Kaelen lowered his gaze to his hands, cupping them between his knees for warmth. Then, hesitantly, he looked up. For a moment, his cobalt eyes locked with her weary ones. Something stirred there—something hidden, restrained, and ancient. It was a spark of the same blue fire he had seen in the clearing.
"Why do I feel like you're keeping something from me? What aren't you telling me, Aunt?" Kaelen demanded. His voice was firmer now, the shock of the attack giving way to a burgeoning, defensive frustration. "You knew they were still out there, didn't you?"
The question hung in the air like a blade suspended by a single thread.
Aria set the metal teapot down on the glass-topped table. The clang of iron against glass rang sharp and final, like a bell tolling for the end of his childhood. She stared into her cup as if the tea might hold every answer she had spent a decade hiding.
Finally, she raised her gaze. Her eyes were heavy with a crushing weight of guilt—and something else: a primal, draconic fear.
"Kaelen, there's something I've kept from you, for your own sake. I prayed to the Luminaris that you would never have to bear this burden. I hoped that by staying in the shadows, you would be safe from them. But—I was wrong. The blood does not hide. It calls."
Her voice was low and hesitant, each word pressing against the room's silent tension like a physical weight. Kaelen leaned forward, his heart skipping a beat.
"I don't understand; what do you mean—what burden? What blood?" he asked, his voice rising. "The people at school call me cursed, but this... this felt like it was part of me."
Aria hesitated, her conscience wavering. She looked at the portrait of Valerius and Elara on the mantel, then back to the boy who carried their eyes. There would be no better time. The Shadow Demon had found him; the Alliance would be next.
She rose abruptly, her chair scraping harshly against the floor, and began striding down the narrow hallway toward the back of the house.

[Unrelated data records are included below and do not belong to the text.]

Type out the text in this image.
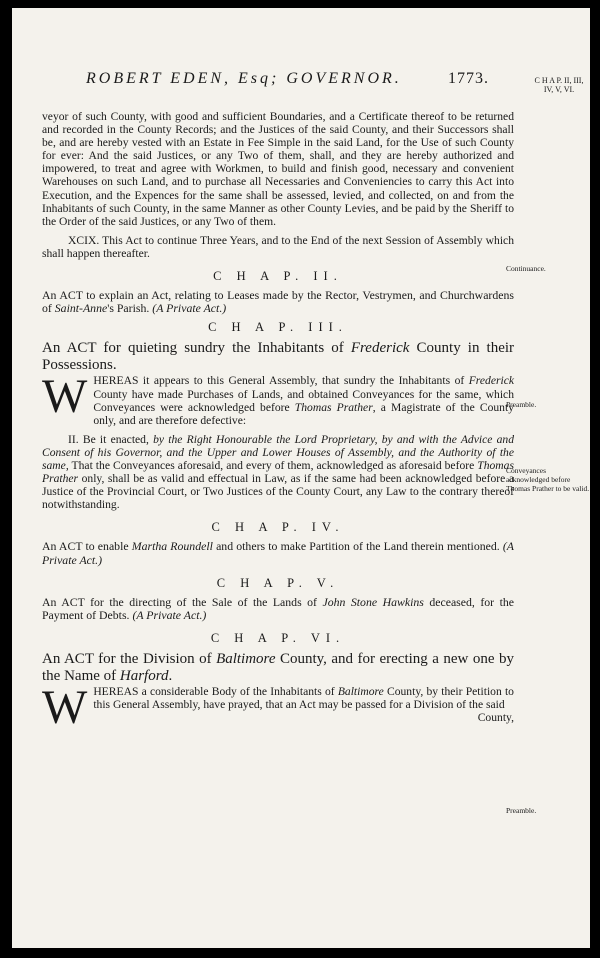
ROBERT EDEN, Esq; GOVERNOR.	1773.	C H A P. II, III, IV, V, VI.
Continuance.
Preamble.
Conveyances acknowledged before Thomas Prather to be valid.
Preamble.

veyor of such County, with good and sufficient Boundaries, and a Certificate thereof to be returned and recorded in the County Records; and the Justices of the said County, and their Successors shall be, and are hereby vested with an Estate in Fee Simple in the said Land, for the Use of such County for ever: And the said Justices, or any Two of them, shall, and they are hereby authorized and impowered, to treat and agree with Workmen, to build and finish good, necessary and convenient Warehouses on such Land, and to purchase all Necessaries and Conveniencies to carry this Act into Execution, and the Expences for the same shall be assessed, levied, and collected, on and from the Inhabitants of such County, in the same Manner as other County Levies, and be paid by the Sheriff to the Order of the said Justices, or any Two of them.

XCIX. This Act to continue Three Years, and to the End of the next Session of Assembly which shall happen thereafter.

C H A P. II.

An ACT to explain an Act, relating to Leases made by the Rector, Vestrymen, and Churchwardens of Saint-Anne's Parish. (A Private Act.)

C H A P. III.

An ACT for quieting sundry the Inhabitants of Frederick County in their Possessions.

WHEREAS it appears to this General Assembly, that sundry the Inhabitants of Frederick County have made Purchases of Lands, and obtained Conveyances for the same, which Conveyances were acknowledged before Thomas Prather, a Magistrate of the County only, and are therefore defective:

II. Be it enacted, by the Right Honourable the Lord Proprietary, by and with the Advice and Consent of his Governor, and the Upper and Lower Houses of Assembly, and the Authority of the same, That the Conveyances aforesaid, and every of them, acknowledged as aforesaid before Thomas Prather only, shall be as valid and effectual in Law, as if the same had been acknowledged before a Justice of the Provincial Court, or Two Justices of the County Court, any Law to the contrary thereof notwithstanding.

C H A P. IV.

An ACT to enable Martha Roundell and others to make Partition of the Land therein mentioned. (A Private Act.)

C H A P. V.

An ACT for the directing of the Sale of the Lands of John Stone Hawkins deceased, for the Payment of Debts. (A Private Act.)

C H A P. VI.

An ACT for the Division of Baltimore County, and for erecting a new one by the Name of Harford.

WHEREAS a considerable Body of the Inhabitants of Baltimore County, by their Petition to this General Assembly, have prayed, that an Act may be passed for a Division of the said

County,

Kaelen leapt up to follow her, confusion and a dawning, terrifying curiosity lit across his face. He trailed her past the kitchen, past the bathroom, to the very end of the hall where the laundry closet sat.
Aria stopped. Before them stood only a plain, wood-paneled wall—ordinary, unremarkable, and slightly scuffed from years of use. It was the kind of wall Kaelen had walked past a thousand times without a second thought.
But Kaelen's eyes widened as he saw Aria reach down. For the first time, he noticed a small detail: a panel at the baseboard, the grain of the wood slightly different from the rest, the edge a fraction of an inch loose.
Aria bent low, her palm pressing against a specific knot in the wood.
A faint, heavy mechanism stirred deep within the foundation of the house. It was the sound of gears grinding slowly, unused for a generation, protesting the movement.
Then—click. A sharp, metallic sound echoed through the hallway. The wall shifted.
A section of the paneling rotated aside with a hiss of escaping air, revealing a hidden cavity carved directly into the stone of the house's spine.
Inside lay a box. It was not made of wood, nor of iron. It was crafted from a material Kaelen had never seen—something metal-like, yet pale white and smooth as bone. It was etched with intricate carvings of scales and wings that began to glow with a faint, violet light the moment the air touched them.
"This belonged to your father," Aria whispered, her voice trembling with the weight of the secret. "And to his father before him. It is the Archive of the Tores."
In that moment, Kaelen knew. Whatever truth his aunt had guarded, whatever secret she had hidden behind her smiles and her tea, was about to be revealed.